President Trump and top administration officials have boasted about the nation’s testing ramp-up, stating repeatedly that the U.S. is doing more tests than any other country in the world.
“We are the best in the world in testing. We’ve tested much more than anybody else, times two. Or every country combined — we’ve tested more than every country combined,” Trump said late last month.
But labs and states across the country have repeatedly dealt with shortages of testing supplies, such as swabs and reagents, hampering their capabilities to ramp up efforts.
Trump has shifted the focus to governors to manage their own testing sites and acquire their own supplies, letting the federal government play a secondary role.
According to the emails, the federal government’s system for distributing supplies sent testing kits in “insufficient quantities,” and in one instance, federal officials told a state health department that they were completely out of a necessary reagent, an RNA extraction kit.
On April 11, officials at the Oregon Health Authority asked for help after they said they received just four of 5,000 testing kits requested from the CDC for their Abbott rapid point-of-care test.
“Can you please assist us in figuring out how we can get closer to a requested amount?” officials asked. “[A]t this point we have devices but no test kits to run any tests.”
Five days later, they asked again. An HHS official instead offered to help with a workaround.
“At this time there is a critical shortage on the Abbott test kits and the ability to acquire more is very difficult and competitive at the moment … Since Abbott kits don’t seem to be the answer, I’m happy to assist with developing” a strategy to support rural labs, the official wrote.
At the same time, state health officials in New Mexico were also struggling to obtain a supply of extraction reagents. On April 4, state officials said they were close to running out.
Cases spiked that weekend, and officials said they would likely only be able to continue testing for a little over 3 days. Orders from commercial manufacturers including Roche and ThermoFisher were “trickling in” but the federal government was “out of stock.”

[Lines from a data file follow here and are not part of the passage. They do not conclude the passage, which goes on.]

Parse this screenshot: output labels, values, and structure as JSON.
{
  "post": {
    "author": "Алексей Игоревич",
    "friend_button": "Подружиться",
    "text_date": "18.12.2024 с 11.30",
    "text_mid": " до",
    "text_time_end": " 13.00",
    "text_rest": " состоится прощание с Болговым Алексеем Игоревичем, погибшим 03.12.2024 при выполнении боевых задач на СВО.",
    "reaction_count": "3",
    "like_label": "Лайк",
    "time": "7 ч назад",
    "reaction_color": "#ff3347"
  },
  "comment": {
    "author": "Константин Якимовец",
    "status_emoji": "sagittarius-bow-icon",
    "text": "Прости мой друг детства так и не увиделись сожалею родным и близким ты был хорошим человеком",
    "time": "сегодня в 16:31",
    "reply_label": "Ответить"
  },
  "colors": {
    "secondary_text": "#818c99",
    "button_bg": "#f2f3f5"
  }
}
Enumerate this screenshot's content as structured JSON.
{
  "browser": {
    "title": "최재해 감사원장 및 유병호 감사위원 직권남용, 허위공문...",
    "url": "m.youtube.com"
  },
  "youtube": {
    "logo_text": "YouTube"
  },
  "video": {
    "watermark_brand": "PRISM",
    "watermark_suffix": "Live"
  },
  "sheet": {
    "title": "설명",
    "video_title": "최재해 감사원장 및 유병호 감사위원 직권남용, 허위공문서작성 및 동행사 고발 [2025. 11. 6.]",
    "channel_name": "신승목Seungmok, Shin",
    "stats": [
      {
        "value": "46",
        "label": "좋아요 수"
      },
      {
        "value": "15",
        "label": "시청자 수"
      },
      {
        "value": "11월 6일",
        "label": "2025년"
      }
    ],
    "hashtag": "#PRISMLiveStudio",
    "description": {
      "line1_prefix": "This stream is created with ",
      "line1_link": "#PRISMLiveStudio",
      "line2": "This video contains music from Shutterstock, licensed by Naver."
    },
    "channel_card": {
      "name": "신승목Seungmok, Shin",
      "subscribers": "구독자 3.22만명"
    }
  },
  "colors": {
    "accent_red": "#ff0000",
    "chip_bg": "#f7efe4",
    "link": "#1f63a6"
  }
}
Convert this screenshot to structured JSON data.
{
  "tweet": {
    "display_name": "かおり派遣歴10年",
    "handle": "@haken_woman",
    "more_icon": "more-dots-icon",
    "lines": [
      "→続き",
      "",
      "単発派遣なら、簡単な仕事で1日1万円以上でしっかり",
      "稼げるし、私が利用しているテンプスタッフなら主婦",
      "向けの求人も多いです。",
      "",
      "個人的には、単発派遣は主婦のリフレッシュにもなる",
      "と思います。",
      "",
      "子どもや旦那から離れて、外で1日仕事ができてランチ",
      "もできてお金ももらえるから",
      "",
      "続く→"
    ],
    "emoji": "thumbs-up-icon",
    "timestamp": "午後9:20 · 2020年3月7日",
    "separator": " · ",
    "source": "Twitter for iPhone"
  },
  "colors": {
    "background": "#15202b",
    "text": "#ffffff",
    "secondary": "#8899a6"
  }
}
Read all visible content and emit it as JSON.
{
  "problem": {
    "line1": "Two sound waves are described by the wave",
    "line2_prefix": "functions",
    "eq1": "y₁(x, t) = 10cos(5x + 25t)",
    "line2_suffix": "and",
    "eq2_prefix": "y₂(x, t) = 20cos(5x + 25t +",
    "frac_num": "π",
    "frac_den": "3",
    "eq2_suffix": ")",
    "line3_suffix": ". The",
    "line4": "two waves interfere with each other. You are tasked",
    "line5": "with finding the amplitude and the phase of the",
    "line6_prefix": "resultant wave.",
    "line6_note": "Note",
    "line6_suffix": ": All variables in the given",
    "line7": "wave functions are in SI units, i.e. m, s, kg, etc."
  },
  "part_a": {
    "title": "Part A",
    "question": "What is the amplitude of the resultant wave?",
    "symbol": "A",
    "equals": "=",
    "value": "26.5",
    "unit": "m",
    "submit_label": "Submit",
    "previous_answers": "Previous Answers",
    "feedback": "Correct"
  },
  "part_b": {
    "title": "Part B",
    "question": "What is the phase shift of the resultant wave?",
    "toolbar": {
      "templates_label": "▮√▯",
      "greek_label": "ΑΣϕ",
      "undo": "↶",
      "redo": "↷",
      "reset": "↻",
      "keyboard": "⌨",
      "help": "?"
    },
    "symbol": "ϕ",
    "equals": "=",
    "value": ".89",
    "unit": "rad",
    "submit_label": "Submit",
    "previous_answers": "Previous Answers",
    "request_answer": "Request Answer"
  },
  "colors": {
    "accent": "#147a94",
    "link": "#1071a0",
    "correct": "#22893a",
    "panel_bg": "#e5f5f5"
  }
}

Industry representatives told The Hill that the experiences in those states were common, as the administration left states and labs to compete against each other for critical supplies.
“There was no overarching strategy on how the supply chain conversations had been happening,” said Heather Pierce, senior director of science policy at the Association for American Medical Colleges, which runs labs in academic hospitals. “It was not clear how the supply chain was being managed and allocated.”
In late April, the White House released a new testing “blueprint” aimed at getting states to the testing level needed to start opening their economies. The plan says that states need to develop their own strategies.
That blueprint has helped, Pierce said, because now governors know they are in charge. Labs have adapted to the situation and there aren’t the same concerns about shortages.
“It was so bad in April, the desperation was so palpable,” Pierce said. The situation is different now, she said, but the strategy is still emerging and is “murky.”
The White House plan made it clear that the federal government will serve as a coordinator between states and the private sector, but critics say the White House needs to lead more.
“Almost exactly two months ago President Trump told Americans that they could have a COVID-19 test if they wanted one. But even as Trump pushes states to reopen, millions of people across the country can’t get one,” Accountable.US President Kyle Herrig said in a statement.
Officials previously promised tens of millions of tests would be available by the end of March. Testing has ramped up considerably since then, but experts say the country has a long way to go before performing enough tests to safely reopen the economy.
Harvard researchers, for example, estimate the country needs at least 500,000 tests per day, up from about 250,000 per day currently.